Once the export file is created, import function in another WordPress installation, you can upload the file into that site.
Backup Your WordPress Site
A backup is simply a copy of your site that you can restore if something goes wrong.
There are two parts to backing up your WordPress site: Database and Files. You need to back up the entire site, and you need to back up your WordPress database.
When it comes to backing up a WordPress site, one can do so through these two options.
- Backup WordPress Manually
- Backup Your WordPress Files Manually
- Backup via File Manager on Hosting Control Panel – cPanel
- Backup via FTP Clients – Filezilla
- Backup Your WordPress Database Manually
- Backup Your WordPress Files Manually
- Backup WordPress Automatically with Plugins
Backup WordPress Manually
- Download WordPress files (public_html folder) using cPanel or Filezilla.
- Export WordPress database using phpMyAdmin.
Backup WordPress Automatically
Note: Some managed hosting providers offer automatic daily backups for all your WordPress files and databases. Plus, you can initiate your own backup at any time. Download your own backup (zip file) and keep them on your hard drive.
Best WordPress Backup Plugins
- Jetpack Backup
Moving Your WordPress Site
Whether you are moving WordPress to a new server or to a different location on your server, you don’t need to reinstall. WordPress is flexible enough to handle all of these situations.

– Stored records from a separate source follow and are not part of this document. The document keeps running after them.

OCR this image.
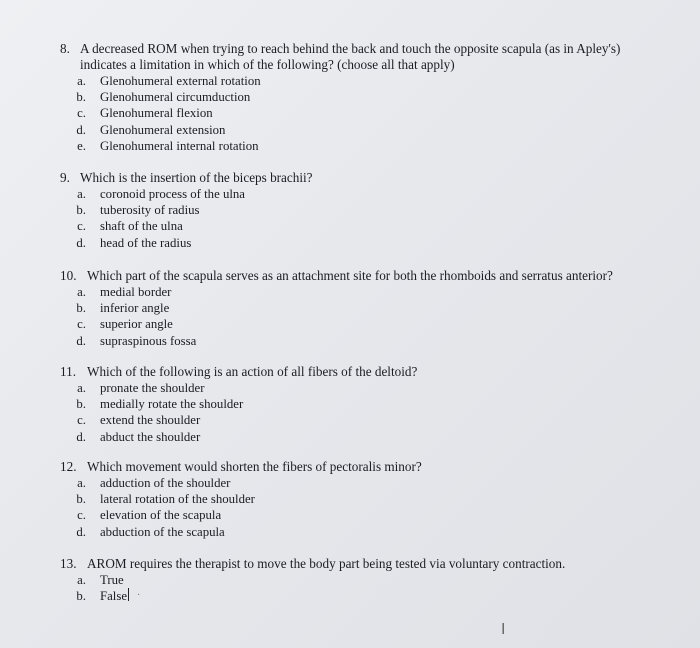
8. A decreased ROM when trying to reach behind the back and touch the opposite scapula (as in Apley's)
indicates a limitation in which of the following? (choose all that apply)
a. Glenohumeral external rotation
b. Glenohumeral circumduction
c. Glenohumeral flexion
d. Glenohumeral extension
e. Glenohumeral internal rotation
9. Which is the insertion of the biceps brachii?
a. coronoid process of the ulna
b. tuberosity of radius
c. shaft of the ulna
d. head of the radius
10. Which part of the scapula serves as an attachment site for both the rhomboids and serratus anterior?
a. medial border
b. inferior angle
c. superior angle
d. supraspinous fossa
11. Which of the following is an action of all fibers of the deltoid?
a. pronate the shoulder
b. medially rotate the shoulder
c. extend the shoulder
d. abduct the shoulder
12. Which movement would shorten the fibers of pectoralis minor?
a. adduction of the shoulder
b. lateral rotation of the shoulder
c. elevation of the scapula
d. abduction of the scapula
13. AROM requires the therapist to move the body part being tested via voluntary contraction.
a. True
b. False ·
I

Moving WordPress – Scenario
- Moving to a New Server
- Keeping Your Domain Name and URLs
- Changing Your Domain Name and URLs
- Moving Directories on your Existing Server – Changing its URL
Learn more about the Moving WordPress from the official guide.

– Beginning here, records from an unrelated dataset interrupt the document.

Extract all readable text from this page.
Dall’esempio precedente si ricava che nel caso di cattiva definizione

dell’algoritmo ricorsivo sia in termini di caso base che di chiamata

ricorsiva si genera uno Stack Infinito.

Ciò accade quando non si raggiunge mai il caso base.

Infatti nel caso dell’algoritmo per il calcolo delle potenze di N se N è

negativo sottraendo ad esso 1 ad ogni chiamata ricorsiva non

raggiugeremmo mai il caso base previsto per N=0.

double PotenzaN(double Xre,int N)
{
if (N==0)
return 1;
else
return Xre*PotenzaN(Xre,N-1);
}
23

Move WordPress Site to a New Host
It is very easy to move your WordPress site from one host to another without changing the domain name and URLs. This can be done by moving WordPress Files and the Database.
There are mainly two ways to move WordPress websites:
- Migrate WordPress Manually
- Migrate WordPress with Plugin
Migrate WordPress Manually
- Download WordPress files – Download the public_html folder.
- Export WordPress database using phpMyAdmin tool.
- Create WordPress database on new host – Create user and add user to database with all privileges.
- Import WordPress database on new host using phpMyAdmin tool.
- Upload WordPress files to new host – Upload the public_html folder.
- Edit wp-config.php file to point to a new database.
- Configure DNS to point domain name to new host.
Migrate WordPress with Plugin
Best WordPress Migration Plugins
- All-In-One WP Migration
Key Points To Note
- Migration should be carried out when your website is receiving the least number of traffic. You can use Google Analytics to figure that out.
- Keep in mind that large websites can be more prone to errors when using migration plugins. In those cases, manual migration is the better approach. If you follow the instructions carefully, you shouldn’t run into any problems.
- WordPress files can be downloaded in two ways.
- Through File Manager on Hosting Control Panel – cPanel
- Through an FTP client – Filezilla
- Unfortunately, you can’t download the public_html folder in File Manager without first compressing it. I always go with a ZIP archive.
- Before uploading the WordPress files, i.e. public_html folder, you need to ensure that there is no public_html folder already present in your File Manager.
- DNS changes can take up to 48 hours to fully propagate.
Note – Some hosting providers offer free migration services. They will migrate the site for you free of cost.